Aquela foi a pergunta mais fácil de todas...

Mas ela não tinha terminado.

― Certo... Pode se aplicar uma multa no lugar de uma ordem de prisão? E pode ter fiança? ― perguntou, novamente, a mulher.

― Dependendo do crime e das circunstâncias, pode-se aplicar uma multa, sim. Entretanto, isso não costuma ocorrer, seria ganhar dinheiro sobre os outros ― Reilly disse, tranquila ― A fiança não é aprovada. No máximo, pode acontecer do preso ser mantido apenas um dia na prisão, mas a fiança não ensina como é...

A mulher pareceu satisfeita. Reilly estava de rabo-de-cavalo, portanto, ela não precisou afastar o cabelo, antes de aplicar a seringa.

― Eu era muito gorda, quando menor. Todos sabem disso ― ela deu uma risada seca ― No colégio, eu era humilhada pelos audaciosos, no colégio.

Pude perceber como Mischa engolia em seco, Nolan desviava o olhar, e Jesse parecia incomodado, atrás de mim.

― Até pelos eruditos... ― continuou Reilly, sem se importar ― Então... Eu decidi emagrecer do modo mais fácil. Eu comecei a comer menos, a vomitar, depois de comer. Eu parei, mas ainda vomito, quando fico nervosa.

Eu jamais imaginaria que os meus amigos passavam por tantas coisas. Mischa contou os segredos mais lights até agora, mas eu sabia que tinha sido horrível para ela, divulgar os seus medos.

― Obrigada por sua sinceridade e bem-vinda à nossa facção!

Eu já odiava aquele mantra. “Obrigada por sua sinceridade” parecia quase um deboche. E ela já fazia parte da facção, assim como Karen.

― Jesse Maldani.

Ele demorou alguns segundos para se mover, ainda em choque por Nolan. Esperava que, como amigos, ele soubesse, mas nem Mischa sabia. E ela era boa em descobrir segredos. Gostava de sabê-los para ameaçar as pessoas ao redor. Ou, pelo menos, ela fazia isso, quando era uma audaciosa.

― Podemos interferir em outras facções? E elas podem interferi na nossa?

― Não! Cada facção tem suas leis e regras. Entretanto, tem situações em que precisamos fazer isso, mesmo que possa causar problemas. Somos uma sociedade, e devemos trabalhar, em conjunto, para que ela fique em paz.

Seringa.

― Uma vez, a Mischa gostava de um garoto, e eu joguei ela na frente dele, de propósito. Quando acordei, no dia seguinte, o meu cabelo estava rosa.

Não aguentei, e comecei a rir, junto com algumas outras pessoas. Mischa fez uma reverência, Karen dobrou-se na cadeira de tanto rir.

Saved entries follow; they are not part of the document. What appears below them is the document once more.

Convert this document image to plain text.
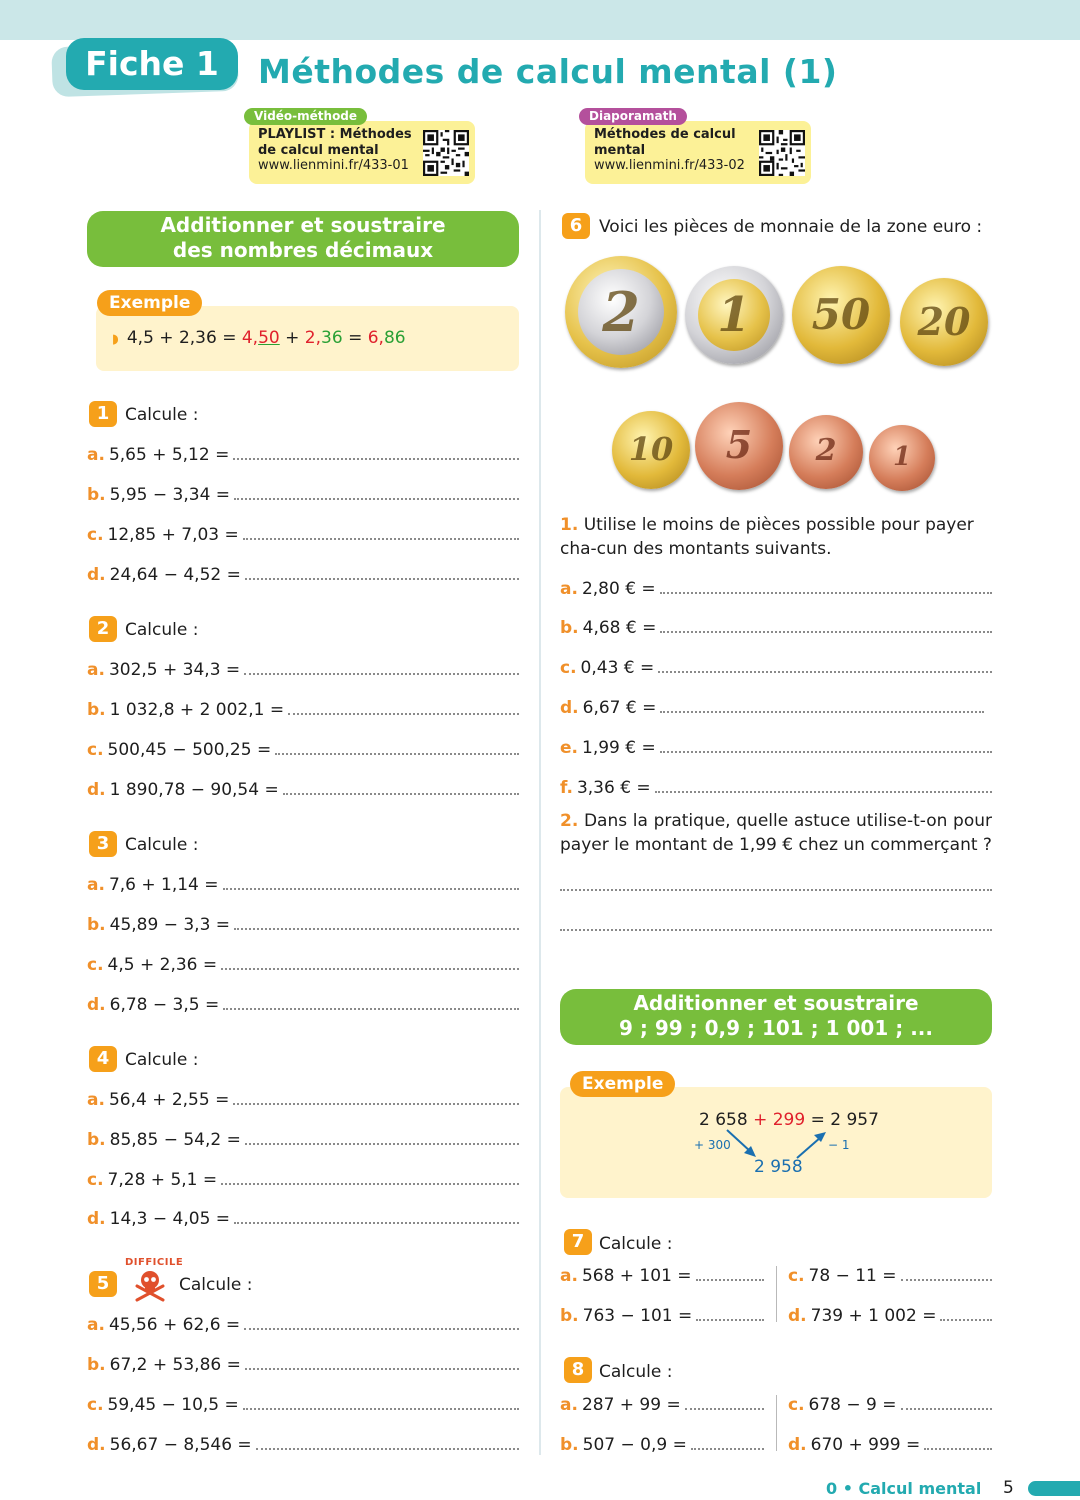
Fiche 1	Méthodes de calcul mental (1)
Vidéo-méthode
PLAYLIST : Méthodes
de calcul mental
www.lienmini.fr/433-01
Diaporamath
Méthodes de calcul
mental
www.lienmini.fr/433-02
Additionner et soustraire
des nombres décimaux
Exemple
◗ 4,5 + 2,36 = 4,50 + 2,36 = 6,86
1 Calcule :
a. 5,65 + 5,12 =
b. 5,95 − 3,34 =
c. 12,85 + 7,03 =
d. 24,64 − 4,52 =
2 Calcule :
a. 302,5 + 34,3 =
b. 1 032,8 + 2 002,1 =
c. 500,45 − 500,25 =
d. 1 890,78 − 90,54 =
3 Calcule :
a. 7,6 + 1,14 =
b. 45,89 − 3,3 =
c. 4,5 + 2,36 =
d. 6,78 − 3,5 =
4 Calcule :
a. 56,4 + 2,55 =
b. 85,85 − 54,2 =
c. 7,28 + 5,1 =
d. 14,3 − 4,05 =
DIFFICILE
5	Calcule :
a. 45,56 + 62,6 =
b. 67,2 + 53,86 =
c. 59,45 − 10,5 =
d. 56,67 − 8,546 =
6 Voici les pièces de monnaie de la zone euro :
2	1	50	20
10	5	2	1
1. Utilise le moins de pièces possible pour payer cha-cun des montants suivants.
a. 2,80 € =
b. 4,68 € =
c. 0,43 € =
d. 6,67 € =
e. 1,99 € =
f. 3,36 € =
2. Dans la pratique, quelle astuce utilise-t-on pour payer le montant de 1,99 € chez un commerçant ?
Additionner et soustraire
9 ; 99 ; 0,9 ; 101 ; 1 001 ; ...
Exemple
2 658 + 299 = 2 957
+ 300	− 1
2 958
7 Calcule :
a. 568 + 101 =
b. 763 − 101 =
c. 78 − 11 =
d. 739 + 1 002 =
8 Calcule :
a. 287 + 99 =
b. 507 − 0,9 =
c. 678 − 9 =
d. 670 + 999 =
0 • Calcul mental 5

― Nunca mexam com ela ― ele finalizou, sorrindo divertido.

Novamente, aquela frase de boas vindas.

― Aeryn Mitchell.

Meu coração pulou dentro do meu peito, e senti minha mão começar a suar. Era agora.

Respirei fundo, tentando me acalmar, mas era impossível. Karen já olhava-me estranhada, assim com os outros, eu estava demorando demais.

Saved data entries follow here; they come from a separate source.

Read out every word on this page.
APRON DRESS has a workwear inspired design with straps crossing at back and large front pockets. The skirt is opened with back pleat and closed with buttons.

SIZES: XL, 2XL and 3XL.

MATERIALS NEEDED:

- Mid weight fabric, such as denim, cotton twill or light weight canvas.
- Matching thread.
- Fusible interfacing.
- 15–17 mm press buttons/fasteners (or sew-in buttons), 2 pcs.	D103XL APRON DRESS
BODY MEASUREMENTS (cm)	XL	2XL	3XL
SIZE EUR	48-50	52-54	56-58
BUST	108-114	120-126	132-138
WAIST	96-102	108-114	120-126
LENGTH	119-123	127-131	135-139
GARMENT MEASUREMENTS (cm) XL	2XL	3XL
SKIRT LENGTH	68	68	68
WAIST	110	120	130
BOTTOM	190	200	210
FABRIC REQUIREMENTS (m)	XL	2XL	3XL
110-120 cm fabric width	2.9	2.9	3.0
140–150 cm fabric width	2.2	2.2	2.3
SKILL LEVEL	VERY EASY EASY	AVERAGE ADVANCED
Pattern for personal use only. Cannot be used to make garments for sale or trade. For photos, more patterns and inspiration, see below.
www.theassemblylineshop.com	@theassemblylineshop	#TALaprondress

Senti minhas pernas se moverem para a cadeira, sem que eu mandasse.

― Como uma pessoa pode se tornar uma sem facção?

A mulher parecia debochar de mim com aquela pergunta.

― Nascendo assim, não completando o treinamento da facção que escolheu, ou desertando. Um sem facção não tem direito de fazer teste de aptidão, ir ao colégio, ou fazer treinamento com uma facção ― respondi, minha perna batia incontrolavelmente no chão.

― É permitido fazer busca e apreensão nos prédios abandonados, onde os sem facção moram? ― ela voltou a perguntar, olhando fixamente para a minha perna, que não conseguia parar quieta.

― Só se houver uma denúncia formal ― disse.

Ela fez sinal para que eu afastasse o cabelo, e assim o fiz.

― Estou apaixonada por um sem facção.

A frase soou tão naturalmente, que eu mesma me assustei. Era como se não controlasse a minha boca.

Um sinal anormal e tenso estava na sala. Olhei para Karen, que me dava um olhar preocupado e presumido (algo como “eu te disse”).

Era a verdade mais curta, mas a que carregava maior peso ali.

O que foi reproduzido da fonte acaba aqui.